A massive World War II bomb found in Germany's financial capital Frankfurt was safely detonated in the early hours of Thursday, the city's fire service said, allowing tens of thousands of evacuated residents to return to their homes.

WWII bomb found in Frankfurt safely detonated after mass evacuation
Experts stand on mountains of sand, which were put in place to soften the force of the explosion of the WWII bomb in Frankfurt's Nordend. Photo: picture alliance/dpa | Frank Rumpenhorst

The 500-kilogram unexploded bomb was unearthed during construction work on Wednesday in the densely populated Nordend area of the city, a location firefighters said made it a “particular challenge” to remove.

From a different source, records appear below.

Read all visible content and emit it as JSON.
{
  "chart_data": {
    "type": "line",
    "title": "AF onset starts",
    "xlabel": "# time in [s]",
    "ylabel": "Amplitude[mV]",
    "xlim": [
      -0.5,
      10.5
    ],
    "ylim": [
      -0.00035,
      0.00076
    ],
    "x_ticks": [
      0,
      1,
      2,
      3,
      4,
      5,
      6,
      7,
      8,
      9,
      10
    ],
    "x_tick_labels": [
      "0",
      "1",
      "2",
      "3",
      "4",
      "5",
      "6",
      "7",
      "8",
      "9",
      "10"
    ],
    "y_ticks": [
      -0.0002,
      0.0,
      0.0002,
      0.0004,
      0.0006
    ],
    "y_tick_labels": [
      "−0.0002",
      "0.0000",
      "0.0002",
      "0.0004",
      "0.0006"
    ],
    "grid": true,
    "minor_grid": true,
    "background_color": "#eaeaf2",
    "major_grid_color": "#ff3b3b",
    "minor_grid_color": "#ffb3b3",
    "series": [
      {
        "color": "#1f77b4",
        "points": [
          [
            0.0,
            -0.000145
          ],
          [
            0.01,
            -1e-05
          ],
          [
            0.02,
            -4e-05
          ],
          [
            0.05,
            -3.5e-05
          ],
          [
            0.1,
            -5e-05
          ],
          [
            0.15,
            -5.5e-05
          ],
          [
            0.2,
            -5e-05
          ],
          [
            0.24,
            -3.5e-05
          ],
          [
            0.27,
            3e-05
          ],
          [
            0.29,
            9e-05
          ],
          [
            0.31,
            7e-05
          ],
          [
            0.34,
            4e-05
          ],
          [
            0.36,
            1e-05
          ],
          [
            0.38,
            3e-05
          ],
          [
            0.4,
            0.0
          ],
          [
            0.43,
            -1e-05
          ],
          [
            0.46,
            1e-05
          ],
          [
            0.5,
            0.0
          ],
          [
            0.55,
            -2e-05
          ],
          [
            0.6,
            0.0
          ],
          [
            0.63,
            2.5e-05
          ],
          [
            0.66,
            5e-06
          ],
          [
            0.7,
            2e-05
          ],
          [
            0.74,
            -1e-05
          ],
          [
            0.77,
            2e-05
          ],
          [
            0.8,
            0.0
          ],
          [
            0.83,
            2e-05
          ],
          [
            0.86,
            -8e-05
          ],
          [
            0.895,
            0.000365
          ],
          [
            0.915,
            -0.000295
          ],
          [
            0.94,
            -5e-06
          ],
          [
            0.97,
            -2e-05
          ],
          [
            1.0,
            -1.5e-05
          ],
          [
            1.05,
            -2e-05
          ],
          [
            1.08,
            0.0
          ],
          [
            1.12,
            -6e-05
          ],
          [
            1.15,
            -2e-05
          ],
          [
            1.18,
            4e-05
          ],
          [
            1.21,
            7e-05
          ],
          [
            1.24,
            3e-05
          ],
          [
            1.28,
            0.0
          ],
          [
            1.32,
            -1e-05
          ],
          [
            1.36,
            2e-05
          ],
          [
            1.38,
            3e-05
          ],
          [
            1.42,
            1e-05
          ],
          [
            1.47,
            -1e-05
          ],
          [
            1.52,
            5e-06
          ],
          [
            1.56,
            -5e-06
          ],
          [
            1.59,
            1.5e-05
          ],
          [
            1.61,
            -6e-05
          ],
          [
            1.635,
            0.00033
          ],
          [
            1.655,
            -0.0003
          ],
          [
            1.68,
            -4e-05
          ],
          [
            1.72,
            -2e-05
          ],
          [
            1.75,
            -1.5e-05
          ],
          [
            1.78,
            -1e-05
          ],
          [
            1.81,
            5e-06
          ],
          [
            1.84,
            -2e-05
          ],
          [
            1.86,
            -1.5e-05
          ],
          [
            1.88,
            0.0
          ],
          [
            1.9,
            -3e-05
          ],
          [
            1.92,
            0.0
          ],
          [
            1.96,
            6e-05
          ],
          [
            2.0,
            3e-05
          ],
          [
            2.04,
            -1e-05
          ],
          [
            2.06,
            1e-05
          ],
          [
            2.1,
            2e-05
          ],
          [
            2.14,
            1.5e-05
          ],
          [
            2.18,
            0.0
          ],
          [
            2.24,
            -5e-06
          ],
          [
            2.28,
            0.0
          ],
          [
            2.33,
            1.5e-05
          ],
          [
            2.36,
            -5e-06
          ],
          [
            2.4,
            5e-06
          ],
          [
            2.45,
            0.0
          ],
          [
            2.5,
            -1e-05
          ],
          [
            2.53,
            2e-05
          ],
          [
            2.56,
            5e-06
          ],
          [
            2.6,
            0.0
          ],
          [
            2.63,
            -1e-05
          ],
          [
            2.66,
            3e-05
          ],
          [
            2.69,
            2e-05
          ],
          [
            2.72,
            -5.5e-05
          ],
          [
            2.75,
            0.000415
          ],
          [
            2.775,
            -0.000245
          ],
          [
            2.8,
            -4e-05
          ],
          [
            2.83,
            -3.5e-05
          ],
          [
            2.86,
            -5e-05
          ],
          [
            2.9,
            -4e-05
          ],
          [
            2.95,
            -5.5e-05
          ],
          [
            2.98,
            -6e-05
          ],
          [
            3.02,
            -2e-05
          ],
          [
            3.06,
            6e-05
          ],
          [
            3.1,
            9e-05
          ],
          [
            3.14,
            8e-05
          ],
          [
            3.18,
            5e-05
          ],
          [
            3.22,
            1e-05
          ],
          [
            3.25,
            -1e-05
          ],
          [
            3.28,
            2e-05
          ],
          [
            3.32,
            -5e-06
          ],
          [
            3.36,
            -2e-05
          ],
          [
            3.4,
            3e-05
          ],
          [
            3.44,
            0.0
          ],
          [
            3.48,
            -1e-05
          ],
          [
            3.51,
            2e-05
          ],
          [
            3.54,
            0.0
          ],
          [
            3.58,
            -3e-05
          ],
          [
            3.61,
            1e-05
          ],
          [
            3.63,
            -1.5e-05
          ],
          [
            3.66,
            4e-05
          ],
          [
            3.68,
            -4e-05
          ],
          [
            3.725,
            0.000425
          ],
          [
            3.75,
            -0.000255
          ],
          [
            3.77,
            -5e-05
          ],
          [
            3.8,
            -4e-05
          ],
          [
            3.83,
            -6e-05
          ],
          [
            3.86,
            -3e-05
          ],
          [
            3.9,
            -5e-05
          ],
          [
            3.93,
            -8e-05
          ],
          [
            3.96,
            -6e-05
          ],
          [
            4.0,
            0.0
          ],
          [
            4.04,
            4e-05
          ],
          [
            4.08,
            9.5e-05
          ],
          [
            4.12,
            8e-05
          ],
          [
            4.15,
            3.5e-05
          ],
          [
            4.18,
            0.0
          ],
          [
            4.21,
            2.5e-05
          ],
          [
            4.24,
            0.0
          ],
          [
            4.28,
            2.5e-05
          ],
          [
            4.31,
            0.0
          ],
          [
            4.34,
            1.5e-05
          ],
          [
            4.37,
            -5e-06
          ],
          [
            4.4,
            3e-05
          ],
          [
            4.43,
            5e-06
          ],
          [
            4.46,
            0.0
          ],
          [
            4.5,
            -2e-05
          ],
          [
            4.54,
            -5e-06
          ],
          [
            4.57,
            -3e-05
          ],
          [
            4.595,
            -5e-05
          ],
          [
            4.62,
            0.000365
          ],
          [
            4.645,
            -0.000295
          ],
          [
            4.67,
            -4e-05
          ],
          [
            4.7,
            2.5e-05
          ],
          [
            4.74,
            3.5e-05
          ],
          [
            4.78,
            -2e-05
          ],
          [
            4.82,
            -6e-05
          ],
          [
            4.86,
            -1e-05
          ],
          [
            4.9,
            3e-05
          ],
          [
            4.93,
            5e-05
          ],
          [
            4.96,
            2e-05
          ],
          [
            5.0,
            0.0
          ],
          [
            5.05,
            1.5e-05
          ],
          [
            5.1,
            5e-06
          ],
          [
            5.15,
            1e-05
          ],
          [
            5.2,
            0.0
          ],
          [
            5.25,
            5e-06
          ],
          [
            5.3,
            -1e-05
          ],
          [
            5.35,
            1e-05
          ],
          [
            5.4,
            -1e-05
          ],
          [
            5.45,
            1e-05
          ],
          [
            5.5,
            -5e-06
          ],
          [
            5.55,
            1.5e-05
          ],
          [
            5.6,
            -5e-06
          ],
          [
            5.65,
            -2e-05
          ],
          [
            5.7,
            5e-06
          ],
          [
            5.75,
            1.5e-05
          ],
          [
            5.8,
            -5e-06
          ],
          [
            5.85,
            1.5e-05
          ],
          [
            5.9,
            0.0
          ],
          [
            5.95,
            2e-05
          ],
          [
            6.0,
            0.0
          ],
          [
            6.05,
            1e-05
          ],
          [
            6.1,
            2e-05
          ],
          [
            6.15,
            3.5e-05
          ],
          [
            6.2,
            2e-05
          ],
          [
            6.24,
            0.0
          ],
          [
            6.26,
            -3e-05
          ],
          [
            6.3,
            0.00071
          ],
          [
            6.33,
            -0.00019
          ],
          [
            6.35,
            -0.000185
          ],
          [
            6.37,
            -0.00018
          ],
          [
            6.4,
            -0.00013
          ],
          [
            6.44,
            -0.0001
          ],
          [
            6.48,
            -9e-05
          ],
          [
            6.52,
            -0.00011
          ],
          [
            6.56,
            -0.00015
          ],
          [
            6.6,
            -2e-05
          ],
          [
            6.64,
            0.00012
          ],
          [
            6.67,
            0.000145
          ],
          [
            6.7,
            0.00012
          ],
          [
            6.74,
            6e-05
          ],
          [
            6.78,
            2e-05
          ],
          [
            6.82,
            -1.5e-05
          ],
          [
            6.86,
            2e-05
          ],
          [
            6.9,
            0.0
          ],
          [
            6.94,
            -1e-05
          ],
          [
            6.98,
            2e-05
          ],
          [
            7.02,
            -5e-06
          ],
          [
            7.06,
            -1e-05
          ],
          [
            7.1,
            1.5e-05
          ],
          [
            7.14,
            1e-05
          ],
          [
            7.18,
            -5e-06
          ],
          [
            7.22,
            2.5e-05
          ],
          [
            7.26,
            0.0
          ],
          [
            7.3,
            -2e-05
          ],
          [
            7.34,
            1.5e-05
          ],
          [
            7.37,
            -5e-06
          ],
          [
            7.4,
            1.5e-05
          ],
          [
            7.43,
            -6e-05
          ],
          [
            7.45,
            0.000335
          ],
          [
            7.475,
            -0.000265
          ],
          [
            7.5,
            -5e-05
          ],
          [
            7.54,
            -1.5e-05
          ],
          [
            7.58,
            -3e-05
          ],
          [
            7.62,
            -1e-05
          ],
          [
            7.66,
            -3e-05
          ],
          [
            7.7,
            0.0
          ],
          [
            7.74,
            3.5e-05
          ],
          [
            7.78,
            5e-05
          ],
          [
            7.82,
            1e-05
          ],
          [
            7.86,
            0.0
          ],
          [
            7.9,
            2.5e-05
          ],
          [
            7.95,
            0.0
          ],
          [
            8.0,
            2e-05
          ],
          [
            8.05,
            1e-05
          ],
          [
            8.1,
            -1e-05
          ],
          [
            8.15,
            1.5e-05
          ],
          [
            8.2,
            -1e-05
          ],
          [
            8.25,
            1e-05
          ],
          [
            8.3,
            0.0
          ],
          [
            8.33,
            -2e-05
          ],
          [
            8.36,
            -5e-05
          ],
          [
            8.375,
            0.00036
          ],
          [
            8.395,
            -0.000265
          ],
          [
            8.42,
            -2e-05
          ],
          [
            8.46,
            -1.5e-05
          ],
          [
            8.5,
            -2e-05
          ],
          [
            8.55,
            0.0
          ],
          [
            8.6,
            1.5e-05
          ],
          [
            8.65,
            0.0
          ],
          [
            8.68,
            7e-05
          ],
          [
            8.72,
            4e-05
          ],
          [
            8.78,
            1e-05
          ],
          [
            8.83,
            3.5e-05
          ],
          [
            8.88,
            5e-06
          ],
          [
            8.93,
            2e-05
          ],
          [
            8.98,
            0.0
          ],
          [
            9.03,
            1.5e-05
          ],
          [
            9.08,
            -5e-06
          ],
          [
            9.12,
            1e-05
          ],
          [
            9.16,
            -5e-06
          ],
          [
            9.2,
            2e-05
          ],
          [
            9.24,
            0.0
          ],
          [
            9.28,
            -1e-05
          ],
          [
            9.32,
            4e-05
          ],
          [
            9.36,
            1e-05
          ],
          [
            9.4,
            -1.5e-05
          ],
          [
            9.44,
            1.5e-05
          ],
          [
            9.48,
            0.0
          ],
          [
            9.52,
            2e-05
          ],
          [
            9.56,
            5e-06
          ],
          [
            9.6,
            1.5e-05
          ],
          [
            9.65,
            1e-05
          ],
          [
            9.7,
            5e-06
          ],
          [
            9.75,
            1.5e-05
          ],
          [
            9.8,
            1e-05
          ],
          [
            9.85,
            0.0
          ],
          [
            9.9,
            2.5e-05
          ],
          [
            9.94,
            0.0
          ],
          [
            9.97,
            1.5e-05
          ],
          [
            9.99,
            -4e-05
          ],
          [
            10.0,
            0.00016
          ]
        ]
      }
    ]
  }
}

The Frankfurter Allgemeine newspaper reported the ordnance had been discovered right next to a children’s playground at a depth of about two metres (6.5 feet).

READ ALSO: What you need to know about WWII bomb disposals in Germany

Its report said the controlled blast, which happened just after midnight, “sounded like thunder rumbling” and left a hole three metres deep and ten metres wide.

Firefighters said that they had covered the bomb with 40 truckloads of sand before detonating it, in order to minimise damage to the surrounding buildings.

Around 25,000 people had been asked to evacuate the area, including the occupants of a nearby community hospital’s neonatal ward.

Among residents who took shelter at a skating rink was 29-year-old Tobias, carrying his pet cat in a cage.

He said he had heard the news over a police loudspeaker and been ordered to leave his home immediately, causing a “bit of stress”.

Barbara, 77, told AFP the news was “a bit of a shock, we don’t expect that”.

However, building works in Germany regularly unearth unexploded World War II ordnance, 76 years after the conflict’s end.

Seven bombs were defused in 2020 on land near Berlin where Tesla plans to build its first factory in Europe for electric cars.  

READ ALSO: WWII bomb in Frankfurt triggers 30m high water fountain

Other bombs were also discovered last year in Frankfurt, Cologne, and Dortmund.

In Frankfurt, the discovery of a 1.4-tonne bomb in 2017 led to the removal of 65,000 people, the biggest such evacuation in Europe since 1945.